Skocz do zawartości
Polski Portal Literacki

Rekomendowane odpowiedzi

Opublikowano

Żył ongiś w Lotaryngii hrabia Gotfryd Rouge - który, dzięki zasługom przez przodków położonym dla króla i papiestwa - posiadał włości ogromne. Zwany był przez powszechnie Czerwonym Smokiem, ponieważ podległymi sobie włościanami zarządzał szczególnie twardą ręką. Bezwzględnie też, zwłaszcza po tym jak jego piękna żona, będąc w połogu po urodzeniu drugiego syna, umarła w wieku dwudziestu zaledwie lat, egzekwował prawo pierwszej nocy. Był przy tym niezwykle wymagający: Ostrzegł wszystkich swych poddanych, iż brak śladów krwi na prześcieradle spowoduje odesłanie świeżo upieczonej małżonki do posiadłości zamorskich i oddanie jej na uciechę czarnych niewolników, pana młodego każe zaś wykastrować. Nie były to zresztą czcze pogróżki, bo dwakroć już zdążył je spełnić.
Mimo rozlicznych petycji poddanych, on trwał twardo przy swoim. Nie poddał się nawet naciskom biskupa, który sugerował mu, by na wzór innych panów godził się na wykup tego przywileju. Biskup przekonywał go, że noc spędzona przez młodą małżonkę nie z mężem, któremu przysięgała wierność, lecz z nim- stanowi złamanie przykazań bożych.
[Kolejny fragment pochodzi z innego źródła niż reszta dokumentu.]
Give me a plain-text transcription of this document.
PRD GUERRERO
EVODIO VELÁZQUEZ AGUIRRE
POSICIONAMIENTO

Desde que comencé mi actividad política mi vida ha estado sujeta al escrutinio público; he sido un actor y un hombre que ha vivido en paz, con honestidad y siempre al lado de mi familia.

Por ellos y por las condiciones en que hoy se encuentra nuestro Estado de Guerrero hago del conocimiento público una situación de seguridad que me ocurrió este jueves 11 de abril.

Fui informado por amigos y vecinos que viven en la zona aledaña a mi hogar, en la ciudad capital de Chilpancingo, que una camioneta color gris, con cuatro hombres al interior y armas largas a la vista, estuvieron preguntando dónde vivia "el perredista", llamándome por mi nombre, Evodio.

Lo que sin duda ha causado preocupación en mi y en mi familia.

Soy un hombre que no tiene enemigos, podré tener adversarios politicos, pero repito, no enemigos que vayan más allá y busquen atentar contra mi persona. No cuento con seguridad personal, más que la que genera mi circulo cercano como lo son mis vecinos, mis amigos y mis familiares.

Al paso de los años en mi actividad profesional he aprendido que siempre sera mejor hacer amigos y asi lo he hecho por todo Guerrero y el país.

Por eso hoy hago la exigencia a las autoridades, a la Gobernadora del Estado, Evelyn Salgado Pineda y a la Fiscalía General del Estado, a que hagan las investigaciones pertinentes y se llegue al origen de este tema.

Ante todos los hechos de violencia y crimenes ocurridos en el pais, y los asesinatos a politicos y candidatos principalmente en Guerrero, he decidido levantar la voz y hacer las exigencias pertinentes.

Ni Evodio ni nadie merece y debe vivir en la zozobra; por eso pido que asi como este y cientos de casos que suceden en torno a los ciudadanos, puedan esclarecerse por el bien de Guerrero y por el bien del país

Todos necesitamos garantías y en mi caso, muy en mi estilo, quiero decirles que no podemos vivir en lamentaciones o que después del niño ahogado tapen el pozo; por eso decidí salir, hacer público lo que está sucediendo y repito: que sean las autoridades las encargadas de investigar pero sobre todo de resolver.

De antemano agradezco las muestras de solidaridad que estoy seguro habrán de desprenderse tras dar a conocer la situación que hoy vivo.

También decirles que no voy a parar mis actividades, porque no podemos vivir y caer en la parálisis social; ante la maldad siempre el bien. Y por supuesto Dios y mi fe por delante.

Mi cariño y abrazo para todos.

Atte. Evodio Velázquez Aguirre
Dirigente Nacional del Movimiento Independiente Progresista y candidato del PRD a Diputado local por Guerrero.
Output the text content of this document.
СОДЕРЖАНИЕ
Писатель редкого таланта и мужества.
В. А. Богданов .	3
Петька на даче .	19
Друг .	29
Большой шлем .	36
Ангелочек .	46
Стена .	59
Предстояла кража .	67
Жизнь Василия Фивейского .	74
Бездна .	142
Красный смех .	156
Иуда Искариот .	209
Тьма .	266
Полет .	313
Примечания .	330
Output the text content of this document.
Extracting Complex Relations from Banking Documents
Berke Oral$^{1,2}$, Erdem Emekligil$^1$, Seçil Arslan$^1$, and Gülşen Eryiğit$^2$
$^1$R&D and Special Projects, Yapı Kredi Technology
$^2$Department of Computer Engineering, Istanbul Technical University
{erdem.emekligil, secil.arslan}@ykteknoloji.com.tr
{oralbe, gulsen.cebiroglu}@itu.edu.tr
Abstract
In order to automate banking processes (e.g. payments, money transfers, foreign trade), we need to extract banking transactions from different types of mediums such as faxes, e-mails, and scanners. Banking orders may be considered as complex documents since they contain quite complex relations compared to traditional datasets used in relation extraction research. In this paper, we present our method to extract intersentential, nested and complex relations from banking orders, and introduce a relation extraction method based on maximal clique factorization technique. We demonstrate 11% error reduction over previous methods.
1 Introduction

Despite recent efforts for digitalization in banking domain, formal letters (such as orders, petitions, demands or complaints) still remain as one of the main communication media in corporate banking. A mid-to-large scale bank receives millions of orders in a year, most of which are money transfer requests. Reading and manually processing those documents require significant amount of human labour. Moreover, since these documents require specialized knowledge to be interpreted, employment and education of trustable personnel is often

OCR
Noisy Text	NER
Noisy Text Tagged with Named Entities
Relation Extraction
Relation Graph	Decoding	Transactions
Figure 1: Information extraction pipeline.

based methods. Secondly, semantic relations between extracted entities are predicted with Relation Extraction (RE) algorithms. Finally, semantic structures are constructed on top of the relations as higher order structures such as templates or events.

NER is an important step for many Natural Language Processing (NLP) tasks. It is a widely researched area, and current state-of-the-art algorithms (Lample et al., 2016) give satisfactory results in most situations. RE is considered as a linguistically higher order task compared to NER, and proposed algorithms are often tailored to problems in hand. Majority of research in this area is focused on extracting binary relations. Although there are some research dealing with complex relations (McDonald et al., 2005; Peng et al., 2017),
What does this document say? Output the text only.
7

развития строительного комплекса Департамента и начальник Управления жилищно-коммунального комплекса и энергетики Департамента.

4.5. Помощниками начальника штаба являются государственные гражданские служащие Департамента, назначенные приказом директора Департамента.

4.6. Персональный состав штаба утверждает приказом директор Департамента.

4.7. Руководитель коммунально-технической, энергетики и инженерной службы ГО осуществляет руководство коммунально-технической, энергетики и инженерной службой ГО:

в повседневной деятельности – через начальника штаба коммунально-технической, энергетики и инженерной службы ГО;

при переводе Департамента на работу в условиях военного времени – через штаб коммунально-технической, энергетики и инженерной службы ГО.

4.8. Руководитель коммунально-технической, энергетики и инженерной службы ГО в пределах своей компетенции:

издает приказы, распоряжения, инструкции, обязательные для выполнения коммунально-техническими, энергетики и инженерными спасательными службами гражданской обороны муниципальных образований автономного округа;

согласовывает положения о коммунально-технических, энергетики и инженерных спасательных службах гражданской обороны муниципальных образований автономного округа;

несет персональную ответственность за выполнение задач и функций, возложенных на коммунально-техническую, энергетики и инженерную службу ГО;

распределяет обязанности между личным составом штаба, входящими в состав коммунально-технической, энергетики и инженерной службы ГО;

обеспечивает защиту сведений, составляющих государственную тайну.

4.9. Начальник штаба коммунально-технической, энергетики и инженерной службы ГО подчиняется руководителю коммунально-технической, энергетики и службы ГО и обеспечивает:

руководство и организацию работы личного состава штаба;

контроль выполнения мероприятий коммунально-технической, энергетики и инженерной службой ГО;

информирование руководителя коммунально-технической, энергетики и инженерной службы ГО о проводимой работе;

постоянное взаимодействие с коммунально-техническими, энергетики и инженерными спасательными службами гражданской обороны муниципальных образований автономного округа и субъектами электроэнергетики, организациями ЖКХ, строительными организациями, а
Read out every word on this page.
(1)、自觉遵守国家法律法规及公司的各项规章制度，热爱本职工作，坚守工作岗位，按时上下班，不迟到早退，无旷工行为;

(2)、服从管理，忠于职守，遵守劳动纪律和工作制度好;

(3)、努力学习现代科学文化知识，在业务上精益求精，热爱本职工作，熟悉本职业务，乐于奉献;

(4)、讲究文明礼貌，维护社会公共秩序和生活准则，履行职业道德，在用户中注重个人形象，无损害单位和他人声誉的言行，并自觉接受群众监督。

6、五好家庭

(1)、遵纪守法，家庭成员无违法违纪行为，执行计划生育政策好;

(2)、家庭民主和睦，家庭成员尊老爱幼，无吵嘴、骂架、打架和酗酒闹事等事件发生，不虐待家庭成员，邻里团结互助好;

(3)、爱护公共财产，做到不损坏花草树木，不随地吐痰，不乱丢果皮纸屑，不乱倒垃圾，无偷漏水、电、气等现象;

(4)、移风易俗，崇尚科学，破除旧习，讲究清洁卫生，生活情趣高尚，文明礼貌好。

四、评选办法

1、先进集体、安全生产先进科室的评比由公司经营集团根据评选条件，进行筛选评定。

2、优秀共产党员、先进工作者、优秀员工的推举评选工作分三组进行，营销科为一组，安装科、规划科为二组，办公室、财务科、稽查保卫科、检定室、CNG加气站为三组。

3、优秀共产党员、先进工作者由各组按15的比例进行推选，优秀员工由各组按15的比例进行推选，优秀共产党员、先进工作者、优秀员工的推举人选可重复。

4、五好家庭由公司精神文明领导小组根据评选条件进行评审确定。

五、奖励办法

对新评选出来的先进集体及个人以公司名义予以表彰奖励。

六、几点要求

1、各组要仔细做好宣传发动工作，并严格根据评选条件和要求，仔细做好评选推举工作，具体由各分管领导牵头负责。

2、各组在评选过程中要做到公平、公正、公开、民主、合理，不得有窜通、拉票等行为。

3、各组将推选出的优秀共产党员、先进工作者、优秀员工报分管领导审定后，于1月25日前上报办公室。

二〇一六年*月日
Hrabia twierdził jednakowoż, iż to nie tylko jego prawo, ale także obowiązek, który musi spełniać.
Wszelkie próby buntu tłumił z bezwzględnością, przy pomocy gwardii oddanych sług.
Głowili się poddani, jak sobie poradzić ze Smokiem, aż którejś niedzieli, po wyjściu z kościoła dojrzeli przed bramą jakiegoś, dziwnie odzianego- ni to mnicha, ni to żebraka.
Cicho nucił w niezrozumiałym języku jakąś dziwną pieśń. Potem zaczął śpiewać coraz głośniej i wyraźniej, aż w końcu ludzie poznali, że śpiewa o nich, o ich niedoli i o Czerwonym Smoku, więc skupili się wokół śpiewaka.
Nagle zapytał: Smoka chcecie się pozbyć? A może wolicie zamienić go w baranka? Ludzie zaczęli nieśmiało potakiwać, rozglądając się czujnie wokół, czy nie ma w pobliżu któregoś ze sług Gotfryda. Wówczas „żebrak” rzekł: -Jest na to sposób, ale- by go poznać- musicie się ze mną spotkać o północy na uroczysku. Wtedy wszystko wam objaśnię.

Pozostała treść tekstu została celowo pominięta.